In good weather, the journey took three weeks, and in rough seas and foul weather, it took much longer. A third of the slaves might die during the journey and their bodies were thrown overboard.
Picture these frightened people chained to a space the size of a coffin, struggling to survive. And if they reach their destination, they’ll be washed down, examined and caged again and auctioned off to the highest bidder.
They are now the property of their owner. He can abuse them any way he chooses for they have no legal rights. To ensure they won’t run away, he may brutally break their spirit with whippings, torture or disfigurement. He might kill one as an example to other slaves thinking of running away.
And as future U.S. President George Washington did for a party he hosted, he may offer one as a door prize, abruptly separating that person from whatever family structure he or she had formed.
This was the wretched institution of slavery as practiced for centuries, until Wilberforce committed himself to try to end it.
Raised in a wealthy family, Wilberforce was well educated and a Member of Parliament. Religion held little interest to him until 1785, when what began as casual reading of religious treatises took him to what he called “the Great Change.”

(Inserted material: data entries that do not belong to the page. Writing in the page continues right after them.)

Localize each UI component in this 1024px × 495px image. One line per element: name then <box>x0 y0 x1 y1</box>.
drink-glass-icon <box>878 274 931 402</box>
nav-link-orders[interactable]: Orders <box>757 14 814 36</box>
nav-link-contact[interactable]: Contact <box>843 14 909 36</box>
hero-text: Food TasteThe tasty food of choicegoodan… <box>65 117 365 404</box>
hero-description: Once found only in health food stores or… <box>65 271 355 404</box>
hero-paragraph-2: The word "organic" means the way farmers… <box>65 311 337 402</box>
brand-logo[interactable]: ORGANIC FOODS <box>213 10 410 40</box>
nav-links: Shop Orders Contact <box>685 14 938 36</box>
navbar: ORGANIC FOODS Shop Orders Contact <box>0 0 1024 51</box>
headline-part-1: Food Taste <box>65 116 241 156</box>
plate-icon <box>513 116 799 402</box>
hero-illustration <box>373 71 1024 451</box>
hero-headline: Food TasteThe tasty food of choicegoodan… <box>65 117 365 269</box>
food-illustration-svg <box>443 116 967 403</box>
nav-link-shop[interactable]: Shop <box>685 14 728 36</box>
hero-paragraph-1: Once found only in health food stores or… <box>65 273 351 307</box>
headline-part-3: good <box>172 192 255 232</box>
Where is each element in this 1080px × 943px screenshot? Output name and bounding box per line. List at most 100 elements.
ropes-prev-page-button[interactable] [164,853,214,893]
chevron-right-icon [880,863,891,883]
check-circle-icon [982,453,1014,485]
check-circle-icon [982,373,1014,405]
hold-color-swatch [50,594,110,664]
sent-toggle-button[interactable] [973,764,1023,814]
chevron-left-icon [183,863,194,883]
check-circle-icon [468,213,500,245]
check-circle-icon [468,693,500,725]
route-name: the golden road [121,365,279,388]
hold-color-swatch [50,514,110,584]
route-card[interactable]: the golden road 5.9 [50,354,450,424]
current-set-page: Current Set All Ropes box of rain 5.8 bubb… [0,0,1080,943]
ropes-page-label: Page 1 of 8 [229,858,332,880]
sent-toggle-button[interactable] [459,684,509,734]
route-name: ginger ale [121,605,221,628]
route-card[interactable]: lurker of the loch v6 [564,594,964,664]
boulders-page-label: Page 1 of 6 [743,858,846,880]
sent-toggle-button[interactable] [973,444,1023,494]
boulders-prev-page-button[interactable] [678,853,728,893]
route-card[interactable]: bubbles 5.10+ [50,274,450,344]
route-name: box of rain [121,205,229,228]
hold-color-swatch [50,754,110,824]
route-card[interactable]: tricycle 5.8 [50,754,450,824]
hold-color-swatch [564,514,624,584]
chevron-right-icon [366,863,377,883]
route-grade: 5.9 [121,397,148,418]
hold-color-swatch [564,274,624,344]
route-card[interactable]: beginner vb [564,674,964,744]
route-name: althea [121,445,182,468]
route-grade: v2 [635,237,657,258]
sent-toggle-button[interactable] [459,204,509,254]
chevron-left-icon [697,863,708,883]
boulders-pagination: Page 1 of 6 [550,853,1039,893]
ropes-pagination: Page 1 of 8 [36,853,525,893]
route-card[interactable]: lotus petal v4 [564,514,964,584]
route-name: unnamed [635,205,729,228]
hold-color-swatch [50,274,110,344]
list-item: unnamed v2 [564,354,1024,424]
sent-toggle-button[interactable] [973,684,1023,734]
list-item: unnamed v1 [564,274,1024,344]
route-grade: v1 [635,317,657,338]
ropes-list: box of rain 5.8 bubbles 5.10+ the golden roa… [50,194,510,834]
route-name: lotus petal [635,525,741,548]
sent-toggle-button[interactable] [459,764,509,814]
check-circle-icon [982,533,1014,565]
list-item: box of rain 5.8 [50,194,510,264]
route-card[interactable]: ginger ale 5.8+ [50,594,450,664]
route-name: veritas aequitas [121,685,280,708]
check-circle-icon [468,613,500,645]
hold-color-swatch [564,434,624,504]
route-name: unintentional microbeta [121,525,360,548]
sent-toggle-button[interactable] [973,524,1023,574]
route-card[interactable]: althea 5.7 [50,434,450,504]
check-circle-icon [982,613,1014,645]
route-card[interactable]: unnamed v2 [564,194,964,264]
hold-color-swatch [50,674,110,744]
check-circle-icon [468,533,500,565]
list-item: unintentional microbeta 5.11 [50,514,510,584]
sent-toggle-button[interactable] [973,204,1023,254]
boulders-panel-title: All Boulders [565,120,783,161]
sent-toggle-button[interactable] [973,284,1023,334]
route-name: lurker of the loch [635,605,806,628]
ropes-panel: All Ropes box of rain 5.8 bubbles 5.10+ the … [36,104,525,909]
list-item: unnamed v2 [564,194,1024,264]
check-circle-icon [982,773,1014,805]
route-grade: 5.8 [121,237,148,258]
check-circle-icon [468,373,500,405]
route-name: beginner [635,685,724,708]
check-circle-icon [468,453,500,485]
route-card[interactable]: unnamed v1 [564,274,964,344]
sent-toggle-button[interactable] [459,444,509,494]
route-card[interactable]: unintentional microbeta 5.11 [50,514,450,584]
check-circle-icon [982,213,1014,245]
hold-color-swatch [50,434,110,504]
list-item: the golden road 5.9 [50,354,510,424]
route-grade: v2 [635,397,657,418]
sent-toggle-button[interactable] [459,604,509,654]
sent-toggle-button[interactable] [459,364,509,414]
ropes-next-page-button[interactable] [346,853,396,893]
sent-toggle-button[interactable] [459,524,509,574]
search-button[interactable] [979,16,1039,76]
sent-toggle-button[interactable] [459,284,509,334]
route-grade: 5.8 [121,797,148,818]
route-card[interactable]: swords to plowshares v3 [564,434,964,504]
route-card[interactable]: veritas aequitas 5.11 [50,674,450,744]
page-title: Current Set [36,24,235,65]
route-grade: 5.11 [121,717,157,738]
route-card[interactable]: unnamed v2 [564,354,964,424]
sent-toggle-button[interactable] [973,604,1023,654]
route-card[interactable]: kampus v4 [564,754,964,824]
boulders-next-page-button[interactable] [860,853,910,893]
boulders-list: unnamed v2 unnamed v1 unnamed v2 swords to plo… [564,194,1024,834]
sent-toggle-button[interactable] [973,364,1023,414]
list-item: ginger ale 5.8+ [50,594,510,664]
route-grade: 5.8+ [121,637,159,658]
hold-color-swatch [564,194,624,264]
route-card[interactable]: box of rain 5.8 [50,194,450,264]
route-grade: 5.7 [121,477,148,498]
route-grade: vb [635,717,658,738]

As a matter of religious conviction and of conscience, Wilberforce became actively involved with the anti-slavery movement. And in Parliament he proposed making slavery illegal. But he faced powerful opposition from large plantation owners and from other wealthy people profiting from it.
He found very little support in Parliament; and for even proposing something so absurd, some of the other Members of Parliament branded him a nut and a fanatic.
And he received little support from the public which looked the other way. To get their attention, Wilberforce and his fellow abolitionists launched an ongoing campaign to get them to see slavery for the cruel, degrading [and anti-Christian] enterprise it was.
They’d bring people to the slave ships to smell the stench and see the grime. They brought them to the slave markets to witness the brutality inflicted on slaves, to see those slaves cry-out in pain and to see the sale of fellow human beings, who other than for the color of their skin were just like them.
For years, most of Parliament and the public ignored him. In deep frustration Wilberforce’s health suffered greatly as he tried time and again without success to appeal to people’s Christian beliefs, and to their sense of humanity and of justice.
But he and his fellow abolitionists never gave up the fight, speaking at public forums, publishing articles, and appealing to religious leaders who were not part of their movement. And Wilberforce introduced and publicized bills to end slavery he proposed in every session of Parliament.
Through perseverance and determination and despite the initial ridicule he received in 1789 when he first addressed the issue in Parliament, in 1807 his dream came true. Wilberforce with support of the abolitionists, much of the clergy and the public, successfully persuaded Parliament to pass the Slave Trade Act, ending the slave trade in the British Empire.
As the British Empire was the most powerful in the world, this was a great victory and for slavery, it was the beginning of the end. This victory was of such historic importance, most people would have been content to celebrate its achievement and end their activism.
Not Wilberforce. He and his fellow abolitionists now focused on freeing those who were already enslaved and he spent the rest of his life involved in this cause. Wilberforce passed away on July 29th, 1833 and one month later, in his honor, the Slavery Abolition Act was passed by Parliament, and all slaves in the British Empire were freed.
To show how profound this was, by contrast in the United States it would take a Civil War and the devastation of the nation for President Abraham Lincoln to issue the Emancipation Proclamation 30-years later. And it came at a price paid in blood by millions of people ultimately costing Lincoln his life as well.
But for Wilberforce and the abolitionists in England, Emancipation was a peaceful action and one that was achieved with perseverance, dignity and humanity.